In this way, by measuring an inclination angle in a direction in which the lens sheet is conveyed using the two kinds of inspection image, it is possible to widen a range of measurable inclination angles, as well as carrying out a highly accurate measurement. That is, in the case of only the inspection image in which lines are formed at inclination angles of 0.01 degree intervals, a measurement of inclination angles can be carried out only up to degrees multiplied by a number of lines of 0.01 degree intervals on both sides of a central line. However, by using the inspection image in which lines are formed at inclination angles of 0.05 degree intervals, it is possible to measure a wide range of inclination angles, and furthermore after that, by using the inspection image in which lines are formed at inclination angles of 0.01 degree intervals, it is possible to carry out a highly accurate measurement of inclination angles. By increasing kinds of inspection image, it is possible to carry out a measurement of conveying inclination angles in a wider range and with a higher accuracy.
The entire disclosure of Japanese Patent Application No. 2007-270980, filed Oct. 18, 2007 is expressly incorporated by reference herein.

Claims

1. A recording medium, comprising:

lenticules; and

a guided portion guided by a guide portion which is provided in a supporter for supporting the recording medium provided on a recording apparatus carrying out a recording on the recording medium, so that the recording medium is guided in a predetermined conveying direction.

2. The recording medium according to claim 1, wherein

the guide portion is a guide groove, and the guided portion is a raised strip fitting into the guide groove.

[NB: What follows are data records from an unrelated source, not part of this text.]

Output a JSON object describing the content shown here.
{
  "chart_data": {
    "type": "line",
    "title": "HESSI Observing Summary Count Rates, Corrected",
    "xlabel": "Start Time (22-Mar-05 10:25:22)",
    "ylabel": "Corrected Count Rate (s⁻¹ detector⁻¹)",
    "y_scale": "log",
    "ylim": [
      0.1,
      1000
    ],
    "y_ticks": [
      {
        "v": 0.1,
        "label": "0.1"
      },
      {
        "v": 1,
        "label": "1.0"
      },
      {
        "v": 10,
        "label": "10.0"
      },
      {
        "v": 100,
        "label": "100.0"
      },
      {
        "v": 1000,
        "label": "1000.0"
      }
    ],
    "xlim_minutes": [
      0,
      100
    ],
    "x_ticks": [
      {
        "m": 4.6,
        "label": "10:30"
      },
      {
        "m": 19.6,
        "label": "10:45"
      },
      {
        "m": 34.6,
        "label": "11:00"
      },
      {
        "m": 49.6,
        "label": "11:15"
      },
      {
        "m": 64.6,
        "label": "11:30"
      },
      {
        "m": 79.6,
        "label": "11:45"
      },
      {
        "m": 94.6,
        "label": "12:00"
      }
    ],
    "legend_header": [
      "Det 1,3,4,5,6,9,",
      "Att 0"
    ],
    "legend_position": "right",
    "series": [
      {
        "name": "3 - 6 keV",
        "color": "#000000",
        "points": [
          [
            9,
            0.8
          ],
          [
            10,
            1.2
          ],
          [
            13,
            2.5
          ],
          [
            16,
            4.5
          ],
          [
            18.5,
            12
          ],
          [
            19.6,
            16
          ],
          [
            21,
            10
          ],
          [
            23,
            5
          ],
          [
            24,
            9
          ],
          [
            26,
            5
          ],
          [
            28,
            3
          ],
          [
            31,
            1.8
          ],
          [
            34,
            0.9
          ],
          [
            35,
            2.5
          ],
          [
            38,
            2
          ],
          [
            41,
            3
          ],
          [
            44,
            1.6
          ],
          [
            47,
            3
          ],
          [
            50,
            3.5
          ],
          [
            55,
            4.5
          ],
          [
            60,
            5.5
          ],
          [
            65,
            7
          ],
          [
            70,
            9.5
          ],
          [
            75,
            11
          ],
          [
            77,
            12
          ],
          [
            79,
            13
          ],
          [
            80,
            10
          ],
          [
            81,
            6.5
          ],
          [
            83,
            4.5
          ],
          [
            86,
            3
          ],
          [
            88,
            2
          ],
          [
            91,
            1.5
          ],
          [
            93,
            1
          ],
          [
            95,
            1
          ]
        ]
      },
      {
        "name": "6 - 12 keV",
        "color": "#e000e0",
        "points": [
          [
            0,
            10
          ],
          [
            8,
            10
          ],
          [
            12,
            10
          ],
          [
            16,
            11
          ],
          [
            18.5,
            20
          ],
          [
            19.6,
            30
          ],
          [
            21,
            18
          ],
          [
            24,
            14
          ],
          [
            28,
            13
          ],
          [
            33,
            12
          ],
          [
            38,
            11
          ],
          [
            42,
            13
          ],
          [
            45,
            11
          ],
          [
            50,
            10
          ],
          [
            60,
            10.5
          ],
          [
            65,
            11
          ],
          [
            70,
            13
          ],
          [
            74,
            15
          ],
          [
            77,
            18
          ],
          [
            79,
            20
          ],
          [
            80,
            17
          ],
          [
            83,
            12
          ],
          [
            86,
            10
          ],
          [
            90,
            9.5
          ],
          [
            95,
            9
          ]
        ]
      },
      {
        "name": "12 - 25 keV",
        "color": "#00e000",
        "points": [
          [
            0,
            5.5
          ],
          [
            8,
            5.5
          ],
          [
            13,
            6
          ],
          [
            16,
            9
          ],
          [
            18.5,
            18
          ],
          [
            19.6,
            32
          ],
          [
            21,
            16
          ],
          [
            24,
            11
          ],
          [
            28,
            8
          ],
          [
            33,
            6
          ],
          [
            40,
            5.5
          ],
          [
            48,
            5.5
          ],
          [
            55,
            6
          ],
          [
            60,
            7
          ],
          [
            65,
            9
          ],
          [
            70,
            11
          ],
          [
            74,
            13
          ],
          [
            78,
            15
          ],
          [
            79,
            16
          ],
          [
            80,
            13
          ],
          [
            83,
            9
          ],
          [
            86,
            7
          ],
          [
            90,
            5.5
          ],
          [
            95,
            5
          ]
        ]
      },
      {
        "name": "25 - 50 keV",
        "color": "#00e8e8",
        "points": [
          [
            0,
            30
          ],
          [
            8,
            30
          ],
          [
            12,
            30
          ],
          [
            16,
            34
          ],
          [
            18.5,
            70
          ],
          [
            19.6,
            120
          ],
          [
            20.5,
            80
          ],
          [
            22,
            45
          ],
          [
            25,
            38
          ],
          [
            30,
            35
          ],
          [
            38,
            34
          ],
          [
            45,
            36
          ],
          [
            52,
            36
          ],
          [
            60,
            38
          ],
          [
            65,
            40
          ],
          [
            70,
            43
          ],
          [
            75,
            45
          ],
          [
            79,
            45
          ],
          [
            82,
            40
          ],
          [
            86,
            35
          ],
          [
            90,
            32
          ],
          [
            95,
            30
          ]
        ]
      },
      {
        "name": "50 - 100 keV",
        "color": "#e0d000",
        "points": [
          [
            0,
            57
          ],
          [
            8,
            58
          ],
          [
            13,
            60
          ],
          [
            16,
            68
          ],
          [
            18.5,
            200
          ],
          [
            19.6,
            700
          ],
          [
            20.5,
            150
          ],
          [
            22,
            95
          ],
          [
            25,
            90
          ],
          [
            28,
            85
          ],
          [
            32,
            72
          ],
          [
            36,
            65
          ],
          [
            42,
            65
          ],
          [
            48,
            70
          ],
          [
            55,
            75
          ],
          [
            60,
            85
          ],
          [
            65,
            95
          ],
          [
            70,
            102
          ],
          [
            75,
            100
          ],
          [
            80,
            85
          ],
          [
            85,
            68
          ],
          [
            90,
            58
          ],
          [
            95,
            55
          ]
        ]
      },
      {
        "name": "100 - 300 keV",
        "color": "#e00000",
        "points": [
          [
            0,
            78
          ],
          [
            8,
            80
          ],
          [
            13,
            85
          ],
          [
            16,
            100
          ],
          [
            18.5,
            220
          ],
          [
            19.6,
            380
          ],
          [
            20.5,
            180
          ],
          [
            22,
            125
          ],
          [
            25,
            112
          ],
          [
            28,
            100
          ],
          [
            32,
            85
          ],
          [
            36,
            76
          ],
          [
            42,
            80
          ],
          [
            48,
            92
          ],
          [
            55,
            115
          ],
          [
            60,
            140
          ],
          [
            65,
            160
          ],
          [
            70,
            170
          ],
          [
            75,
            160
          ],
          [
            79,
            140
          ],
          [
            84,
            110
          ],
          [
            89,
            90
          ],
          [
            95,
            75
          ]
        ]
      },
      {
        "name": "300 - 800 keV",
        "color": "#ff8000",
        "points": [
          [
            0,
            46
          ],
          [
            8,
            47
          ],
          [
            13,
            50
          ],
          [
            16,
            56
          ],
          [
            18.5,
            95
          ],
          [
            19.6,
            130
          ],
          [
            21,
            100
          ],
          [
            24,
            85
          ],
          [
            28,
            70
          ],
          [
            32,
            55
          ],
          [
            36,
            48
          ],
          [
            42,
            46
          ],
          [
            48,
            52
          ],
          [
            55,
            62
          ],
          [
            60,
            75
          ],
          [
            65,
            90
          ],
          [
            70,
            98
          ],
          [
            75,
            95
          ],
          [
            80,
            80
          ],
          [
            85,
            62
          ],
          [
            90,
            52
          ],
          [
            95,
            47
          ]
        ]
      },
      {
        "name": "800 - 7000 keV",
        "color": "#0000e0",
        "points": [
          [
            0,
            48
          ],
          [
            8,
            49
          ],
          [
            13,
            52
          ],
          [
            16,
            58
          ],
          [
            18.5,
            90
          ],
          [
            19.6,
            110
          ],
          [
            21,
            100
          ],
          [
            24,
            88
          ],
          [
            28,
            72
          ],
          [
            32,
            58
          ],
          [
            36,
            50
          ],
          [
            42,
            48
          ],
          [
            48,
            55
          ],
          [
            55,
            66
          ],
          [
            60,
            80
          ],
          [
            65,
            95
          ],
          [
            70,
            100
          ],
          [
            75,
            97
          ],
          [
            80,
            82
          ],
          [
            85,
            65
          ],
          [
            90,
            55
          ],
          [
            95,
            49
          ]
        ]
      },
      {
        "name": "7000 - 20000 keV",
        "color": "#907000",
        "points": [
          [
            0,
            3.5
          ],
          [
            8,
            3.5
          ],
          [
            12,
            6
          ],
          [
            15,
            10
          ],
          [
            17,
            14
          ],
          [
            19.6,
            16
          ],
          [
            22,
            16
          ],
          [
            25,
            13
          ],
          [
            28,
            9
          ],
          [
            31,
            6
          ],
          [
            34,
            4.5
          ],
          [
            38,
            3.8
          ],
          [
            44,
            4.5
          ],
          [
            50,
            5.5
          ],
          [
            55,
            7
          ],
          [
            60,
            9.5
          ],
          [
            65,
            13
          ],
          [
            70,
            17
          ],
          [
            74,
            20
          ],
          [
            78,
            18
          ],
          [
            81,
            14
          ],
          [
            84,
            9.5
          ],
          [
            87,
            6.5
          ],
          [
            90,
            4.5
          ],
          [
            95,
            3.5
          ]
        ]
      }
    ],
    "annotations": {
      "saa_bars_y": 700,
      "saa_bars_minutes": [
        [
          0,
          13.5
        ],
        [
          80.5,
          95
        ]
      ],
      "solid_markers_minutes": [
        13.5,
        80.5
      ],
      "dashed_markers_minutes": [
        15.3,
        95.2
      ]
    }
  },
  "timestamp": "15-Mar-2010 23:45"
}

3. The recording medium according to claim 1, wherein

the guided portion is detachably attached to a portion of the lenticules, and an adhesive surface has the same shape as the lenticules.

4. The recording medium according to claim 1, wherein

a plurality of the guided portions are provided.

5. The recording medium according to claim 1, wherein

the guided portion is provided outside a recording area of the recording medium, and a separation structure is formed between the guided portion and the recording area.

6. The recording medium according to claim 1, wherein

the guided portion protrudes from at least one edge in the conveying direction of the recording medium.

7. A recording apparatus which, as well as conveying a recording medium having lenticules, carries out a recording on the recording medium, comprising:

a supporter which supports the recording medium; and

a guide portion which, being provided in the supporter, guides the guided portion provided in the recording medium according to claim 1.

8. The recording apparatus according to claim 7, wherein the guide portion is fixed to the supporter.

9. The recording apparatus according to claim 7, wherein

a portion of the guide portion which makes sliding contact with the guided portion is subjected to an abrasion resistance treatment.